Demographic data, including age, gender, resident address, height, and weight were obtained from an electronically extracted database for the health-check examinee at each hospital. The laboratory results of the blood chemistry obtained after overnight fasting included the fasting plasma glucose, serum protein, albumin, bilirubin, cholesterol, alanine aminotransferase (ALT), hemoglobin A1c (HbA1c), urea nitrogen, creatinine, thyroid stimulating hormone and complete blood cell count as well as an assay for the HBsAg and anti-HCV antibody. Urine analysis was performed with spontaneously voided clean-caught mid-stream fresh urine. Urine protein was measured using an immediate semi-quantitative urine protein dipstick test and graded as negative, trace, 1+, 2+, 3+, or 4+.

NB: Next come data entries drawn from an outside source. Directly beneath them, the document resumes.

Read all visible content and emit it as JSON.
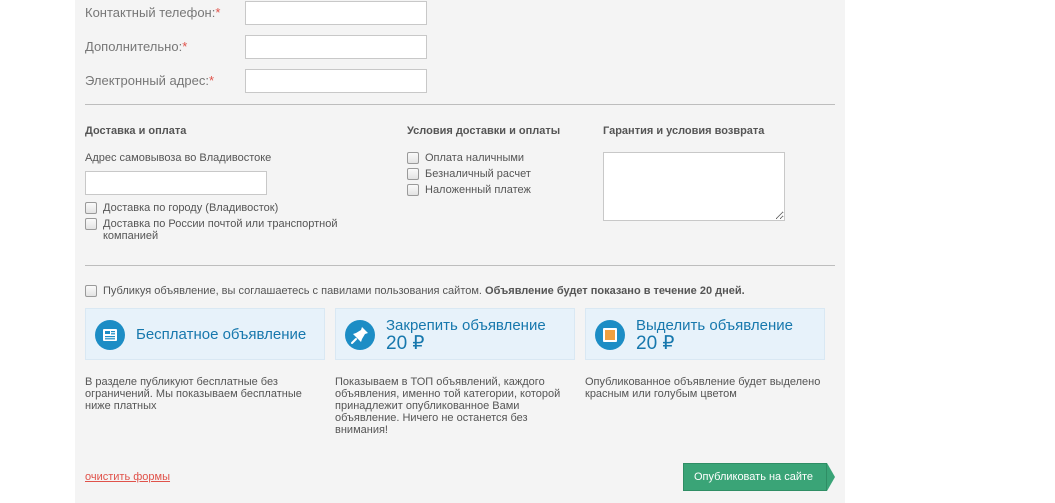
{
  "contact": {
    "phone_label": "Контактный телефон:",
    "extra_label": "Дополнительно:",
    "email_label": "Электронный адрес:",
    "required_mark": "*"
  },
  "delivery": {
    "title": "Доставка и оплата",
    "pickup_label": "Адрес самовывоза во Владивостоке",
    "city_delivery": "Доставка по городу (Владивосток)",
    "russia_delivery_line1": "Доставка по России почтой или транспортной",
    "russia_delivery_line2": "компанией"
  },
  "payment": {
    "title": "Условия доставки и оплаты",
    "options": [
      "Оплата наличными",
      "Безналичный расчет",
      "Наложенный платеж"
    ]
  },
  "warranty": {
    "title": "Гарантия и условия возврата"
  },
  "agreement": {
    "text": "Публикуя объявление, вы соглашаетесь с павилами пользования сайтом.",
    "bold": "Объявление будет показано в течение 20 дней."
  },
  "cards": [
    {
      "title": "Бесплатное объявление",
      "price": "",
      "desc": [
        "В разделе публикуют бесплатные без",
        "ограничений. Мы показываем бесплатные",
        "ниже платных"
      ]
    },
    {
      "title": "Закрепить объявление",
      "price": "20 ₽",
      "desc": [
        "Показываем в ТОП объявлений, каждого",
        "объявления, именно той категории, которой",
        "принадлежит опубликованное Вами",
        "объявление. Ничего не останется без",
        "внимания!"
      ]
    },
    {
      "title": "Выделить объявление",
      "price": "20 ₽",
      "desc": [
        "Опубликованное объявление будет выделено",
        "красным или голубым цветом"
      ]
    }
  ],
  "actions": {
    "clear": "очистить формы",
    "publish": "Опубликовать на сайте"
  },
  "colors": {
    "accent_blue": "#1778ad",
    "card_bg": "#e7f2fa",
    "publish_green": "#3aa477",
    "required_red": "#e0524a"
  }
}
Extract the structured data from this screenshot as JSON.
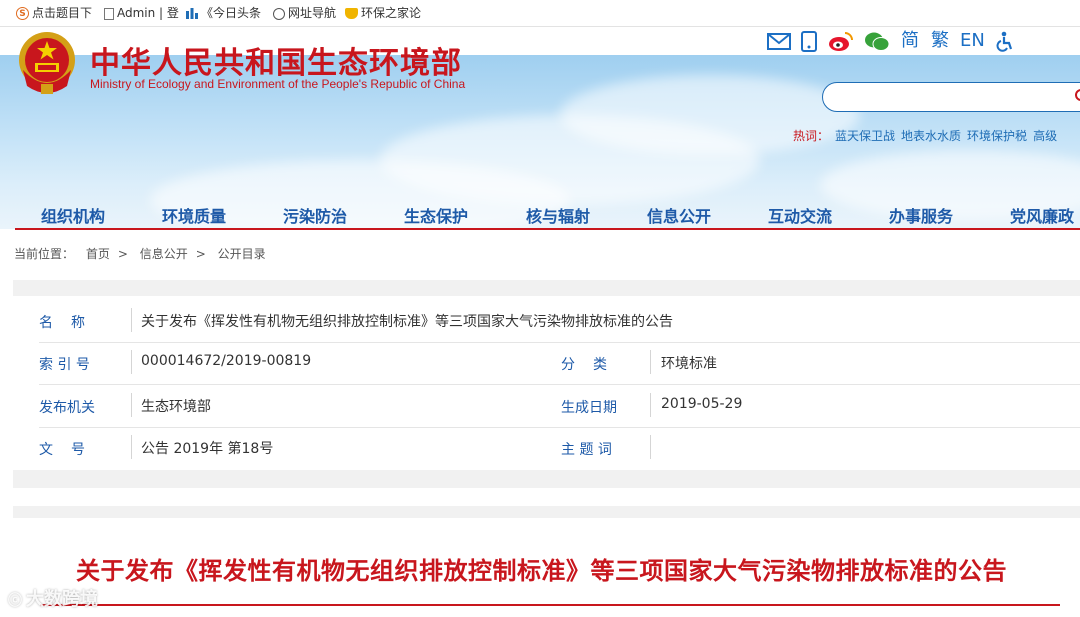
{
  "bookmarks": [
    {
      "label": "点击题目下",
      "icon": "s-logo-icon"
    },
    {
      "label": "Admin | 登",
      "icon": "doc-icon"
    },
    {
      "label": "《今日头条",
      "icon": "bars-icon"
    },
    {
      "label": "网址导航",
      "icon": "globe-icon"
    },
    {
      "label": "环保之家论",
      "icon": "trophy-icon"
    }
  ],
  "utility": {
    "simplified": "简",
    "traditional": "繁",
    "english": "EN"
  },
  "site": {
    "name_cn": "中华人民共和国生态环境部",
    "name_en": "Ministry of Ecology and Environment of the People's Republic of China"
  },
  "search": {
    "placeholder": ""
  },
  "hot": {
    "label": "热词：",
    "keywords": [
      "蓝天保卫战",
      "地表水水质",
      "环境保护税",
      "高级"
    ]
  },
  "nav": [
    "组织机构",
    "环境质量",
    "污染防治",
    "生态保护",
    "核与辐射",
    "信息公开",
    "互动交流",
    "办事服务",
    "党风廉政"
  ],
  "breadcrumb": {
    "prefix": "当前位置：",
    "items": [
      "首页",
      "信息公开",
      "公开目录"
    ],
    "sep": ">"
  },
  "info": {
    "name_label": "名　称",
    "name_value": "关于发布《挥发性有机物无组织排放控制标准》等三项国家大气污染物排放标准的公告",
    "index_label": "索 引 号",
    "index_value": "000014672/2019-00819",
    "category_label": "分　类",
    "category_value": "环境标准",
    "issuer_label": "发布机关",
    "issuer_value": "生态环境部",
    "date_label": "生成日期",
    "date_value": "2019-05-29",
    "docno_label": "文　号",
    "docno_value": "公告 2019年 第18号",
    "keywords_label": "主 题 词",
    "keywords_value": ""
  },
  "document": {
    "title": "关于发布《挥发性有机物无组织排放控制标准》等三项国家大气污染物排放标准的公告"
  },
  "watermark": "大数跨境",
  "colors": {
    "brand_red": "#c8161d",
    "nav_blue": "#1e5aa8",
    "link_blue": "#1f6db5"
  }
}
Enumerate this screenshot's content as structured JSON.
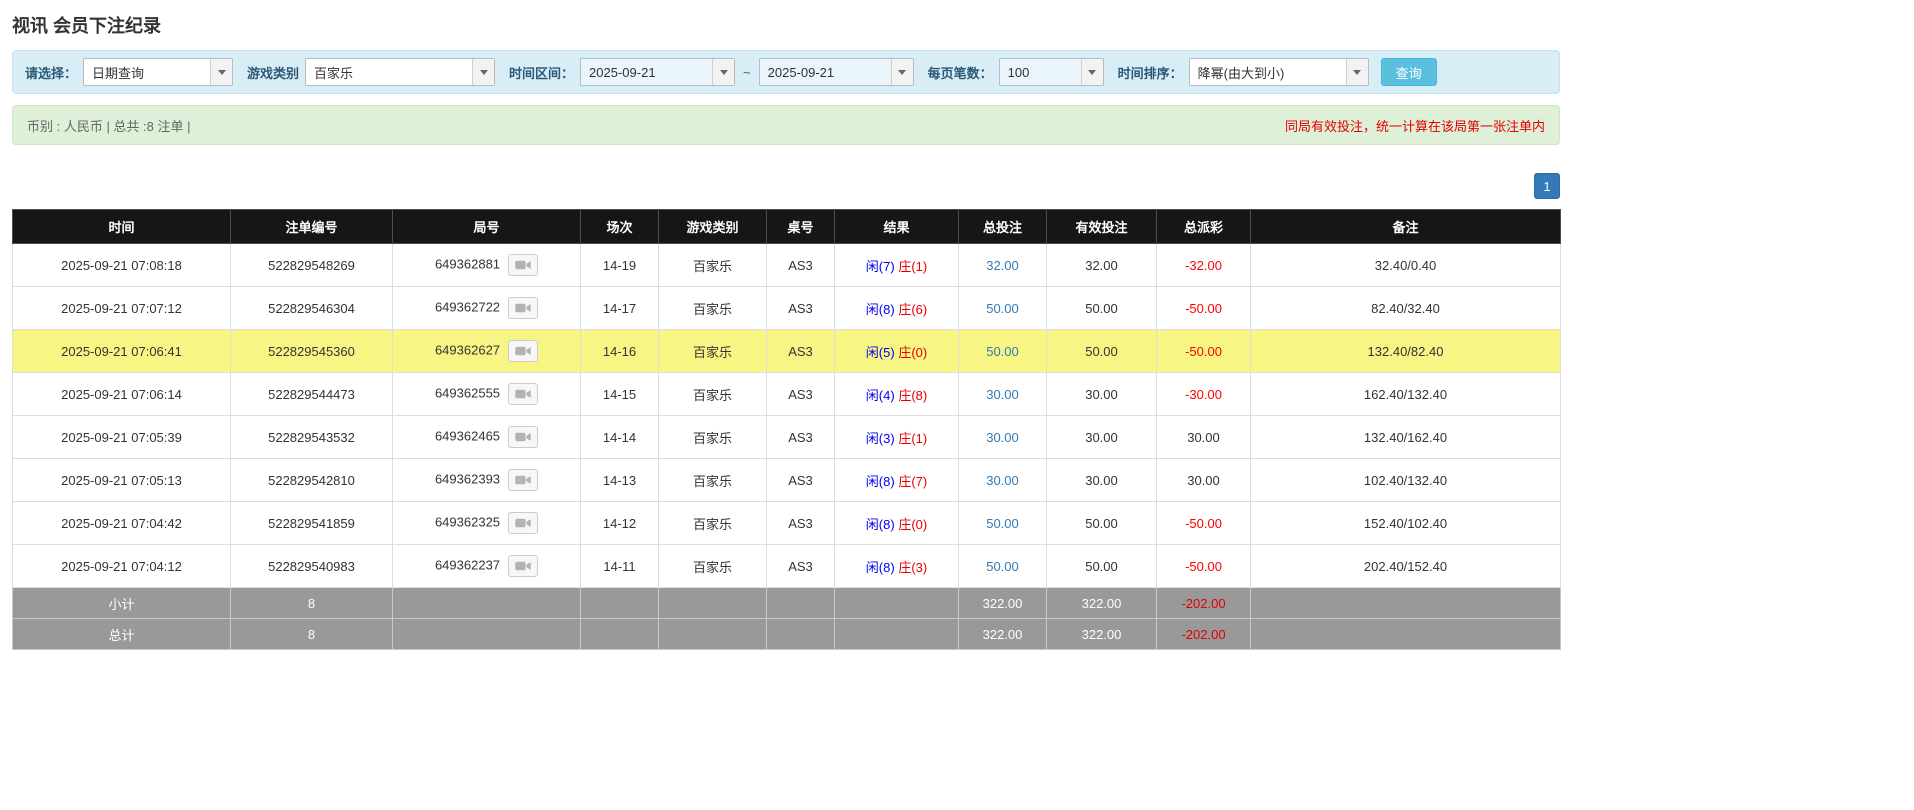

Serum HBsAg was measured mainly using chemiluminescent microparticle immunoassay with Abbott Architect assay and electrochemiluminescence immunoassay. Dipstick urine analysis was performed using the Urisys 2400 cassette strip, which was read by Urisys 2400 automated analyzer (Roche, Mannheim, Germany) in 50% of the hospitals, and various ways in the remaining hospitals. Serum creatinine level was measured using the compensated kinetic alkaline picrate (Jaffe reaction) in 70% of the hospitals, so that the estimated GFR was calculated with the Modification of Diet in Renal Disease equation19:

estimated GFR = 175 × serum creatinine^−1.154 × age^−0.203 × 0.742 (if female)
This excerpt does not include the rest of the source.